Leur 3e album, « The Great Eastern », est l’un de leurs meilleurs, notamment grâce à des morceaux épiques comme Accused of Stealing, qui joue sur le contraste de la jolie voix d’Emma Pollock sur le rythme soutenu des trois gars qui l’entourent. Ce ne sont toutefois pas tous les titres sur leur 3e opus sur les 5 qu’ils enregistreront en carrière, qui sont aussi solides. Witness sonne un peu trop comme un titre secondaire des Breeders et No Danger, chantée par l’autre voix du groupe, Alun Woodward, ne jouit pas d’une mélodie inoubliable, qui aurait rendu Belle and Sebastian jaloux. Sur des morceaux plus explosés au niveau de la forme, comme The Past That Suits You Best, on sent davantage l’influence créative d’un Beck, jusque dans la façon de chanter un peu flegmatique que prennent Pollock et Woodward.

 

Il n’en demeure pas moins que les Delgados ont été un groupe charnière dans le mouvement indie rock, parmi les premiers à aussi bien jumeler les mélodies douces aux solides riffs d’accords musclés (Thirteen Gliding Principles), sans chercher à recréer l’effet grunge de Nirvana ni le punch des Pixies.

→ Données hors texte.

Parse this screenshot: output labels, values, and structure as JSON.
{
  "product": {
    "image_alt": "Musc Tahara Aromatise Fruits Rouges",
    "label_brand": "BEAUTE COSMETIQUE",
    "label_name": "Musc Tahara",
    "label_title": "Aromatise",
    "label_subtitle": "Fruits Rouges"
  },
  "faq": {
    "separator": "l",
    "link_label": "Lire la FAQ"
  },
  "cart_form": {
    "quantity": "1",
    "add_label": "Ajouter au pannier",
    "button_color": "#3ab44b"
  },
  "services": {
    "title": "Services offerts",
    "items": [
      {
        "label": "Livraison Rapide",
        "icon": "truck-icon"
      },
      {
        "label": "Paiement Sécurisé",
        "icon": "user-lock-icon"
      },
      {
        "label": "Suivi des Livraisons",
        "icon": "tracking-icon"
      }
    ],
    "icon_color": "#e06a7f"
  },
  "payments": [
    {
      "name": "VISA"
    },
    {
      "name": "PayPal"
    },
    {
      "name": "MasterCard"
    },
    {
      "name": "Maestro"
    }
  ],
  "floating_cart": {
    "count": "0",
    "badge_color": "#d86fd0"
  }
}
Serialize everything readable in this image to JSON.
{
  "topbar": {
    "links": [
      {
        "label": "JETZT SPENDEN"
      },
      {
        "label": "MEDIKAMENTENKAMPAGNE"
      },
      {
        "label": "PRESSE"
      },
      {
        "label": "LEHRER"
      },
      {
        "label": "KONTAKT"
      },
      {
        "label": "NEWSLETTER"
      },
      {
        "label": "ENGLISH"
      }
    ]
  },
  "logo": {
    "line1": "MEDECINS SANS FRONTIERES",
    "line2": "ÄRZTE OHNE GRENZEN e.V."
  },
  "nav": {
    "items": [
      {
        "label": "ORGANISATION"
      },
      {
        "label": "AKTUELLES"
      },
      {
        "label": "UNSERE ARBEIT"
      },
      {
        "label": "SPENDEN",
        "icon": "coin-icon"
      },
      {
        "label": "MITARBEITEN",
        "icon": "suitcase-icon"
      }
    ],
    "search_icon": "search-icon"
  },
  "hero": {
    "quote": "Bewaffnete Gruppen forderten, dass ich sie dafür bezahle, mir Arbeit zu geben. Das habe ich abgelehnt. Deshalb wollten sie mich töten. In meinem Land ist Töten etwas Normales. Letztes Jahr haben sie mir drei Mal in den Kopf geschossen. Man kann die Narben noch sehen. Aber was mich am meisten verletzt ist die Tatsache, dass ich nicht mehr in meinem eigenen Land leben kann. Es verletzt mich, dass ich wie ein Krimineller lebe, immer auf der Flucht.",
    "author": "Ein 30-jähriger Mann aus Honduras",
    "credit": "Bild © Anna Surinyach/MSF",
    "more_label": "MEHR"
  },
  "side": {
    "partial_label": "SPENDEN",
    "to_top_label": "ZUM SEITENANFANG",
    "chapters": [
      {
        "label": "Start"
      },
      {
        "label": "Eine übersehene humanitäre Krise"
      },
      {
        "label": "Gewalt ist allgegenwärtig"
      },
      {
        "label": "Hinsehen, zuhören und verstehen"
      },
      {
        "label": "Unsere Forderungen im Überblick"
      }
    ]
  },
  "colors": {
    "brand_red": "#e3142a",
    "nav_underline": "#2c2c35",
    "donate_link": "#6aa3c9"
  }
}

À l’époque, c’était parmi ce qui se faisait de mieux dans ce créneau.

Pour la petite histoire, Pollock était initialement la copine du batteur Paul Savage. Ils ont nommé leur groupe en référence au vainqueur de l’édition 1988 du Tour de France, Pedro Delgado. Le groupe cesse ses activités en 2005 lorsque le bassiste Stewart Henderson, désillusionné, trouve que le groupe n’obtient pas le mérite qui lui revient après 11 ans d’efforts.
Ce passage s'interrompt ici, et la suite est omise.